Dr. Avery’s lifetime commitment to documenting and creating works based on his experiences makes him a very relevant and important visitor to the Baton Rouge community. Baton Rouge has an extremely high rate of HIV/AIDS, and this exhibition will shed some light on the cause and conditions of this disease while educating citizens about this illness. One way to fight and eventually overcome high rates of infection is to face the problem and work together to treat its causes. This exhibition will provide historical context, practical solutions, and inspiration. Mayor Kip Holden has recognized the importance of this visit by declaring that October 26–November 1, 2014, is Baton Rouge Aids Week. In addition, October 29, 2014, is Eric Avery MD Day!
A series of events are scheduled for the week of October 28–November 1, 2014. Dr. Avery will travel to LSU to meet and work with Professor Leslie Koptcho and her students in printmaking. They will create a new printed book in collaboration with Dr. Avery. The book, in limited editions, will be available for purchase. Additionally, Dr. Avery will give a public lecture on Wednesday, October 29, at 5 p.m. in the Design Building Auditorium (room 103) on LSU’s campus. On Thursday, October 30, from 6–8 p.m., the Glassell Gallery invites you to celebrate the exhibition, Eric Avery, M.D.—HIV/AIDS: Witness, Healer, Survivor, with Dr. Avery. And on November 1, at the Louisiana Book Festival in downtown Baton Rouge, Dr. Avery will be working with LSU printmaking students and the One of One Printmaking Club in front of the State Library.

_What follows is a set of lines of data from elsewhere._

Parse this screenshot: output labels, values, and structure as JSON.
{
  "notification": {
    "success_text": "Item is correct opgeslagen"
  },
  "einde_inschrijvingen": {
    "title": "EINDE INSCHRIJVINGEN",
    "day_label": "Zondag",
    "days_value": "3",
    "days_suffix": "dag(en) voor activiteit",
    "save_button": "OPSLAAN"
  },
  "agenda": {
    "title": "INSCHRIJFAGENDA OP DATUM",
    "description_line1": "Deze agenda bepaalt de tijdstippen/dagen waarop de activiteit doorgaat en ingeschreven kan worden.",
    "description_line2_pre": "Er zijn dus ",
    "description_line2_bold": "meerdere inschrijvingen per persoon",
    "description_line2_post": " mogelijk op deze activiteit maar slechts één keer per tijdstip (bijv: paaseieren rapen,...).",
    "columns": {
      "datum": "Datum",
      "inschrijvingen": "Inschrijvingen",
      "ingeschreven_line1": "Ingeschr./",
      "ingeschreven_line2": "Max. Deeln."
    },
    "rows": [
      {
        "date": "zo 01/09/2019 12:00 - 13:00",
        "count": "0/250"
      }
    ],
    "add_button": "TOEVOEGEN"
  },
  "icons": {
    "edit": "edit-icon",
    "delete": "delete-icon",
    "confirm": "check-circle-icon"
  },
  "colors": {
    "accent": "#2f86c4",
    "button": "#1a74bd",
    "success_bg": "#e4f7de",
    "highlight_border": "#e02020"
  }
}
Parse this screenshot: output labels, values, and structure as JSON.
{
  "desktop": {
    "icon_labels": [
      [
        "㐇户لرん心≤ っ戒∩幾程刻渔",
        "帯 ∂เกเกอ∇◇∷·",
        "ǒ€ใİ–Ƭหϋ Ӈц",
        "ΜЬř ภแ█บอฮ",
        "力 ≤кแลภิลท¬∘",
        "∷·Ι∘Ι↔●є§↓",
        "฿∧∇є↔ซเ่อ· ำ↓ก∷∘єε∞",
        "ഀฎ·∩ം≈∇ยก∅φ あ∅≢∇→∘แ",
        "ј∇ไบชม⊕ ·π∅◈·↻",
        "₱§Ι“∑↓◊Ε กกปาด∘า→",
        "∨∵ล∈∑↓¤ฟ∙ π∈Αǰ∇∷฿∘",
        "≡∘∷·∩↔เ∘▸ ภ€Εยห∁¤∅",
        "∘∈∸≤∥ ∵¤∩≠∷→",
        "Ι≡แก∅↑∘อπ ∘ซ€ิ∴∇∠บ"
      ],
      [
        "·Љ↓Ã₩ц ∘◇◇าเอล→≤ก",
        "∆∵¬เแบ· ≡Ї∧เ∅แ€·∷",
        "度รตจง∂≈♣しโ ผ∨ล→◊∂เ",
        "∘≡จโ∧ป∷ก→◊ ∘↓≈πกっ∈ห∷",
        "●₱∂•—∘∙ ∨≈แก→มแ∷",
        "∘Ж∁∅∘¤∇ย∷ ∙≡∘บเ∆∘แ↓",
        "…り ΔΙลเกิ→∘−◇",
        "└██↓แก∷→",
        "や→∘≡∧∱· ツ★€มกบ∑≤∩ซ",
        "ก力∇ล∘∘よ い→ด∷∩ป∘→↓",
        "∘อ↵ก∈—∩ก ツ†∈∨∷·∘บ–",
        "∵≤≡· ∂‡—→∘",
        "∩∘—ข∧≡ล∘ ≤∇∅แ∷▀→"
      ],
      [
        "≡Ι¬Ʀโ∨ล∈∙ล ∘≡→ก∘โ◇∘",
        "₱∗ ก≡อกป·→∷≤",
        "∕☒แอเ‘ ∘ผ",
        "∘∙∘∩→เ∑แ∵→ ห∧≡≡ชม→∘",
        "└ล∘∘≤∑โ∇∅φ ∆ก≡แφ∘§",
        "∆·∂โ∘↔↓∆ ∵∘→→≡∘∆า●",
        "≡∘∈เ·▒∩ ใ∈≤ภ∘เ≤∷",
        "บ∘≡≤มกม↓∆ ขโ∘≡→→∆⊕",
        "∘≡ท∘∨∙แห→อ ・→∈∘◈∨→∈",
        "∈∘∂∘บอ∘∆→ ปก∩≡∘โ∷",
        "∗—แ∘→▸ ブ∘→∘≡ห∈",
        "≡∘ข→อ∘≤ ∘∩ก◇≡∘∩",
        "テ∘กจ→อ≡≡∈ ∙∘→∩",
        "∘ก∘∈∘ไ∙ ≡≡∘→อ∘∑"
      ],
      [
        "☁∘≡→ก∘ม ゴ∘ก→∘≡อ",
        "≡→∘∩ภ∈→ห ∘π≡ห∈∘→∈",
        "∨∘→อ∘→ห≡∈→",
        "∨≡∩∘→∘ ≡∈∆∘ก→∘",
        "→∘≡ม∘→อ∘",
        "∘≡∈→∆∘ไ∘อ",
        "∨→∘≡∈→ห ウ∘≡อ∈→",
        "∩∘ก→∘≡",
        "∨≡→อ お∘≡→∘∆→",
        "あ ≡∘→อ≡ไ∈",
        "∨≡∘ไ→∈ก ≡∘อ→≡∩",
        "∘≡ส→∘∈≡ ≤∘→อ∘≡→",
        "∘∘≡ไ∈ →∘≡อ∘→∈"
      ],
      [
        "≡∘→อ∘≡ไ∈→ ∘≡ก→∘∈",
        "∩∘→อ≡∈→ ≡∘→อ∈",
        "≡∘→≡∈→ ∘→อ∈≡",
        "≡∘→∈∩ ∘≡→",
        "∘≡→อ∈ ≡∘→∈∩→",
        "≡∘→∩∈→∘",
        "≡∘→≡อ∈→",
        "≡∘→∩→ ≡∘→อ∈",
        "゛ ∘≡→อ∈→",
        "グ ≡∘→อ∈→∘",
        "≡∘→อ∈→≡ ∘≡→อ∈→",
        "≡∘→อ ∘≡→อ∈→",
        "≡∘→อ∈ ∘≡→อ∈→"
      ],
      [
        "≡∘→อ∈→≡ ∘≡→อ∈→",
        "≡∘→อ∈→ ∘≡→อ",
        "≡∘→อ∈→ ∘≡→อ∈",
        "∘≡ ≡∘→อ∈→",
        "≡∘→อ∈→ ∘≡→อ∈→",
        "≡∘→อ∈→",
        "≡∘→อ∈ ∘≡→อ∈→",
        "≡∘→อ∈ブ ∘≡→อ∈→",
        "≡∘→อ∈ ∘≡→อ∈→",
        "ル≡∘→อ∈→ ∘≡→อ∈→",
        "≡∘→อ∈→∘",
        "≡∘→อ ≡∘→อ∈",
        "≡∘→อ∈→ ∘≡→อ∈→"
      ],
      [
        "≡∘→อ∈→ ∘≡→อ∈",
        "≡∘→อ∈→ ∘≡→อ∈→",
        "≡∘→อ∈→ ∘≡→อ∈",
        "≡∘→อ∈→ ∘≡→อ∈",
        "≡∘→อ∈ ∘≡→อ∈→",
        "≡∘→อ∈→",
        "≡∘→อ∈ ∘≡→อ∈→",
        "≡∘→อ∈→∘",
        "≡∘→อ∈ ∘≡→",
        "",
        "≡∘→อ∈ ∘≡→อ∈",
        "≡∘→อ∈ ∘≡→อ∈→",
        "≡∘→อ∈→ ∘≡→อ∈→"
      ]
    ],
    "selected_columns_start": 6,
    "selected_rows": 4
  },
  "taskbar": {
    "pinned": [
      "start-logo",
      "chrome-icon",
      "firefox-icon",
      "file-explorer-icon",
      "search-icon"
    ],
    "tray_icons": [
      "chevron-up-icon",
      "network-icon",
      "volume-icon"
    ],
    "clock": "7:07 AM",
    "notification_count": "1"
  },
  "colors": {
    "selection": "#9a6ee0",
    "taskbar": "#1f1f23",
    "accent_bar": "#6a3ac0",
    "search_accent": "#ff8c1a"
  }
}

The LSU School of Art Glassell Gallery has joined with local HIV education and service providers—the Volunteers of America of Greater Baton Rouge and HAART—to make Dr. Avery available to their clients during his visit. HAART is sponsoring a World Aids Day poster contest for area graphic design students from the Baton Rouge Community College, Baton Rouge High, and the LSU School of Art. The winning posters will be on display next to Dr. Avery’s work in the Glassell Gallery beginning on World Aids Day, December 1, through December 7, 2014, the end of the exhibition. A World Aids Day reception will be held in the Glassell Gallery on December 1 from 6–8 p.m. The Manship Theatre will be hosting events for World Aids Day, as well.